When choosing an authentication method from the drop-down menu, the following client authentication methods can be selected:

  • None - No authentication. This is useful if you create a connection for testing purposes.

  • SASL/SCRAM-SHA-512 - Choose this authentication method to specify authentication credentials. There are two options available:

    • Use Amazon Secrets Manager (recommended) - if you select this option, you can store your credentials in Amazon Secrets Manager and let Amazon Glue access the information when needed. Specify the secret that stores the SSL or SASL authentication credentials.

      The screenshot shows the options for authentication credentials if the authentication method is SASL/SCRAM-SHA-512.

    • Provide username and password directly.

  • SASL/GSSAPI (Kerberos) - if you select this option, you can select the location of the keytab file, krb5.conf file and enter the Kerberos principal name and Kerberos service name. The locations for the keytab file and krb5.conf file must be in an Amazon S3 location. Since MSK does not yet support SASL/GSSAPI, this option is only available for customer managed Apache Kafka clusters. For more information, see MIT Kerberos Documentation: Keytab .

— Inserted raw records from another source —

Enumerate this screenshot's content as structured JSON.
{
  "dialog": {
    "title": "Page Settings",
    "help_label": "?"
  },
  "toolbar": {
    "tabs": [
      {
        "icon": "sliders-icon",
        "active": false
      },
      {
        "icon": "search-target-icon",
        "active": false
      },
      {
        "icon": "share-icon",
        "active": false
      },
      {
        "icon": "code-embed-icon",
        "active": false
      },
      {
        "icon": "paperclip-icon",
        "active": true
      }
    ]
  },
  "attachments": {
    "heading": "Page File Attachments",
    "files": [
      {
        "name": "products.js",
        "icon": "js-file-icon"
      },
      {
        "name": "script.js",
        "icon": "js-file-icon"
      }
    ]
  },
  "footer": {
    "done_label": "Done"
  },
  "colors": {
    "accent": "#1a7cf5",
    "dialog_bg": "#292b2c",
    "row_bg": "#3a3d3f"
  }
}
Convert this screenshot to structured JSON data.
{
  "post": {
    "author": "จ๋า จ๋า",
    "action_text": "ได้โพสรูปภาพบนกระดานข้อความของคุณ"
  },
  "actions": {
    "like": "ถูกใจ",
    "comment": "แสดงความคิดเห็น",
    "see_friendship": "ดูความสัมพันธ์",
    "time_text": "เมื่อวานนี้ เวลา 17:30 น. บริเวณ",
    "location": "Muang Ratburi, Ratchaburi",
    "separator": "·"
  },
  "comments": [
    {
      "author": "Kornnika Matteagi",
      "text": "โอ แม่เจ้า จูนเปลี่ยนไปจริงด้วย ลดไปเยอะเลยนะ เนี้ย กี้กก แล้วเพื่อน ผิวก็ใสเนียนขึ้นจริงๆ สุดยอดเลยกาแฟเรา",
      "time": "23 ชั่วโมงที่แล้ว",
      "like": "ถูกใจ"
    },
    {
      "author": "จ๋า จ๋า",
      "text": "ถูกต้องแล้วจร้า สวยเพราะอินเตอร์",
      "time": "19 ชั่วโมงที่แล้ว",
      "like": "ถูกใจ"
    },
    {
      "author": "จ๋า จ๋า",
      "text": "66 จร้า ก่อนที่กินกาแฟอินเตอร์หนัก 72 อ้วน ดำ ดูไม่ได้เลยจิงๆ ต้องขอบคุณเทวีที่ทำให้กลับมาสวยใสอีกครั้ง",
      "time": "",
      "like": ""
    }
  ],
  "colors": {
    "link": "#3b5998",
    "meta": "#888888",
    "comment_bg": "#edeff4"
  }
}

  • SASL/PLAIN - Choose this authentication method to specify authentication credentials. There are two options available:

    • Use Amazon Secrets Manager (recommended) - if you select this option, you can store your credentials in Amazon Secrets Manager and let Amazon Glue access the information when needed. Specify the secret that stores the SSL or SASL authentication credentials.

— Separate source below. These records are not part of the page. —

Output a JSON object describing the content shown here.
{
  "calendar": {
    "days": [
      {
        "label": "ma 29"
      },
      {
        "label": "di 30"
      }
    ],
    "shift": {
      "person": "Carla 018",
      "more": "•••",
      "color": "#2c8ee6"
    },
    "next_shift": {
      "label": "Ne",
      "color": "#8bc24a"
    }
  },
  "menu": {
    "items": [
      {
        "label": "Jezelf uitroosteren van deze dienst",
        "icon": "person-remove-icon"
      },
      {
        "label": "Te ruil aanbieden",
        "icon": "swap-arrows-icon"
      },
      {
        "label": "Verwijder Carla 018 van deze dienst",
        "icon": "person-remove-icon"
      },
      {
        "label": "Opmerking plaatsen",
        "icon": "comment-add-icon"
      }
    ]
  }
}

    • Provide username and password directly.

  • SSL Client Authentication - if you select this option, you can you can select the location of the Kafka client keystore by browsing Amazon S3. Optionally, you can enter the Kafka client keystore password and Kafka client key password.

The screenshot shows the encryption option if SSL is the authentication method.

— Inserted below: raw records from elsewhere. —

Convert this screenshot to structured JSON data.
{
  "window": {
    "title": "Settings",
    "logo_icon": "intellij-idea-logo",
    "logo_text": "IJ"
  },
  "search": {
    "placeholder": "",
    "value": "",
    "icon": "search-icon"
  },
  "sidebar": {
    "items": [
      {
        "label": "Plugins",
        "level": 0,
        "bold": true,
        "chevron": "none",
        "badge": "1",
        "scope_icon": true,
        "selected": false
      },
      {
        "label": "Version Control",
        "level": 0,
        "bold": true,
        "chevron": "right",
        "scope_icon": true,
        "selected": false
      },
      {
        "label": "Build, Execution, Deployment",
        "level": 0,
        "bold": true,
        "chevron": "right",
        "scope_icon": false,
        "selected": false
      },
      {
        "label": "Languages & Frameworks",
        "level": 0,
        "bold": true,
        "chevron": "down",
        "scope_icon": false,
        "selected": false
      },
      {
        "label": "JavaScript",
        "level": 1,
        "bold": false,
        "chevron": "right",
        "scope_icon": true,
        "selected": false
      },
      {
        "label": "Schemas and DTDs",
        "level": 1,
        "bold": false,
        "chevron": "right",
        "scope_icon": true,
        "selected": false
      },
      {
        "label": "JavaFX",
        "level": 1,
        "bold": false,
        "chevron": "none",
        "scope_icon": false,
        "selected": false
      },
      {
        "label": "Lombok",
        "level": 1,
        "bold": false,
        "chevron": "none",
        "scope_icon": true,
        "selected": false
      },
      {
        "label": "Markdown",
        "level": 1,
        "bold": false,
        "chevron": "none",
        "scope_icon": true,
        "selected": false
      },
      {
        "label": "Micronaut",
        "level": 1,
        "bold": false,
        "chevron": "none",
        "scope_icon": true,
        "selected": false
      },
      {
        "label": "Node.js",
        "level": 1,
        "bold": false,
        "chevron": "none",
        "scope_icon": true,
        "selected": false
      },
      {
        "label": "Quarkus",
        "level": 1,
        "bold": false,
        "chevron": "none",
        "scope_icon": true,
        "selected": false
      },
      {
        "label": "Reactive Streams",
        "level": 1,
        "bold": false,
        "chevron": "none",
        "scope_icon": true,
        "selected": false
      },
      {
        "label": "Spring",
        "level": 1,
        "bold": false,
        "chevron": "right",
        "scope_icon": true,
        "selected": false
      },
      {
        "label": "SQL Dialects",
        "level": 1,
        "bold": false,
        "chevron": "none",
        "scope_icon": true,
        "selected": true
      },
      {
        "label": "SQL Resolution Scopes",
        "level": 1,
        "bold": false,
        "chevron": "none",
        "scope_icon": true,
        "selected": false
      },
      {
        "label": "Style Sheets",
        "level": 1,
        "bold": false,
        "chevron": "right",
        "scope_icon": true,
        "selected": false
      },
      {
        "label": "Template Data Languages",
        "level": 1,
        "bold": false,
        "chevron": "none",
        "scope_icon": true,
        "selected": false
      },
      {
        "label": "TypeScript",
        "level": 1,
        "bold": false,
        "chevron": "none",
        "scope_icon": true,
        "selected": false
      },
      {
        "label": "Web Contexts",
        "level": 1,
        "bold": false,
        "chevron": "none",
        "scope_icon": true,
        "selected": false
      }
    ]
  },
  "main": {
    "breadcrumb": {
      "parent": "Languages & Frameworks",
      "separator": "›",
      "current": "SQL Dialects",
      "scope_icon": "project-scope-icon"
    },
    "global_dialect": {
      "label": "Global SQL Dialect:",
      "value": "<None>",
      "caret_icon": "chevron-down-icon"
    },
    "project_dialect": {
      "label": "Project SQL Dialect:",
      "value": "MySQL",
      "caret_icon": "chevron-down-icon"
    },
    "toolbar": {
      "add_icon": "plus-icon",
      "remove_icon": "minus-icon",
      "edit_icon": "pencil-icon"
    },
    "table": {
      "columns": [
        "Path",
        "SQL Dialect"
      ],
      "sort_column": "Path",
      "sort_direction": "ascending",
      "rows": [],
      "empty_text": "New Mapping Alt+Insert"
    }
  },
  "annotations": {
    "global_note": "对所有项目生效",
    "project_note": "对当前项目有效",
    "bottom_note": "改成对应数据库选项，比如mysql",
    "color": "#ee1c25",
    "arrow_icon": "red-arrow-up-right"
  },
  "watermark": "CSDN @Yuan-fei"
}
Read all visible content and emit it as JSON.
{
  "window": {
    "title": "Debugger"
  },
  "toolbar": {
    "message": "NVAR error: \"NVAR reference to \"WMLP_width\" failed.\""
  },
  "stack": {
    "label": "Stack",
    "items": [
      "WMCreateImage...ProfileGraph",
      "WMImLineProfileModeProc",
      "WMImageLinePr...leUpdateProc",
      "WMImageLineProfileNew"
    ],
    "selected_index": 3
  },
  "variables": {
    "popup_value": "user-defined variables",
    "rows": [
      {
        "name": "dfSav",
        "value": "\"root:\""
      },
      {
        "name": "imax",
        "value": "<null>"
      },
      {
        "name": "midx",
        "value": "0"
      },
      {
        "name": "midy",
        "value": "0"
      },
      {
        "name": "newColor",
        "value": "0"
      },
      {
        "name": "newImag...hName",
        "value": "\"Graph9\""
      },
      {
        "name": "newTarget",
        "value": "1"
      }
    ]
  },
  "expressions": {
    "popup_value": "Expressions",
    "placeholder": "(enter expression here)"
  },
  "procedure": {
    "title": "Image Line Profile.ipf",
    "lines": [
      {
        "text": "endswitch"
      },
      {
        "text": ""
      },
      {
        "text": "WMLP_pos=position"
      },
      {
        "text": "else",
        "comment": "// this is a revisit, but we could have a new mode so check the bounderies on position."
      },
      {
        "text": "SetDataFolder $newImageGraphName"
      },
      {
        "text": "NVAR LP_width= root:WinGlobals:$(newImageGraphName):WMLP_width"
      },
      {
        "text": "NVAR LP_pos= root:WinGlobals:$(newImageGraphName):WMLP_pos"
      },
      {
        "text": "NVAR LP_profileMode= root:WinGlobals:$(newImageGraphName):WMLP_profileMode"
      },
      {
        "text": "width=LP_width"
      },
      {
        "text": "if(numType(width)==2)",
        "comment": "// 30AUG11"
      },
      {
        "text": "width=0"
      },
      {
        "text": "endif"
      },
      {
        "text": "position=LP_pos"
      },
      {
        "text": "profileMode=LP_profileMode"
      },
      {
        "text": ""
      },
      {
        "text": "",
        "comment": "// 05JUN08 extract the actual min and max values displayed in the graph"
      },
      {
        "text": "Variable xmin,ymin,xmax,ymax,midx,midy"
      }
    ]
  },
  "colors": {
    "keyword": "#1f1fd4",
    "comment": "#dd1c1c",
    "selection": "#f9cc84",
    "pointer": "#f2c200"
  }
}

Configure encryption settings

  1. If the Kafka connection requires SSL connection, select the checkbox for Require SSL connection. Note that the connection will fail if it's unable to connect over SSL. SSL for encryption can be used with any of the authentication methods (SASL/SCRAM-SHA-512, SASL/GSSAPI, SASL/PLAIN, or SSL Client Authentication) and is optional.

    If the authentication method is set to SSL client authentication, this option will be selected automatically and will be disabled to prevent any changes.

  2. (Optional). Choose the location of private certificate from certificate authority (CA). Note that the location of the certification must be in an S3 location. Choose Browse to choose the file from a connected S3 bucket. The path must be in the form s3://bucket/prefix/filename.pem. It must end with the file name and .pem extension.

  3. You can choose to skip validation of certificate from a certificate authority (CA). Choose the checkbox Skip validation of certificate from certificate authority (CA). If this box is not checked, Amazon Glue validates certificates for three algorithms:

    • SHA256withRSA

    • SHA384withRSA

    • SHA512withRSA

The screenshot shows the options for configuring encryption, including whether or not to require SSL connection, the option to select the location of the private certificate from certificate authority (CA), and the option to skip validation of certificate from certificate authority (CA).

(Optional) Network options

The following are optional steps to configure VPC, Subnet and Security groups. If your Amazon Glue job needs to run on Amazon EC2 instances in a virtual private cloud (VPC) subnet, you must provide additional VPC-specific configuration information.

  1. Choose the VPC (virtual private cloud) that contains your data source.

  2. Choose the subnet with your VPC.

  3. Choose one or more security groups to allow access to the data store in your VPC subnet. Security groups are associated to the ENI attached to your subnet. You must choose at least one security group with a self-referencing inbound rule for all TCP ports.

The screenshot shows the optional network options for VPC, Subnet and Security groups.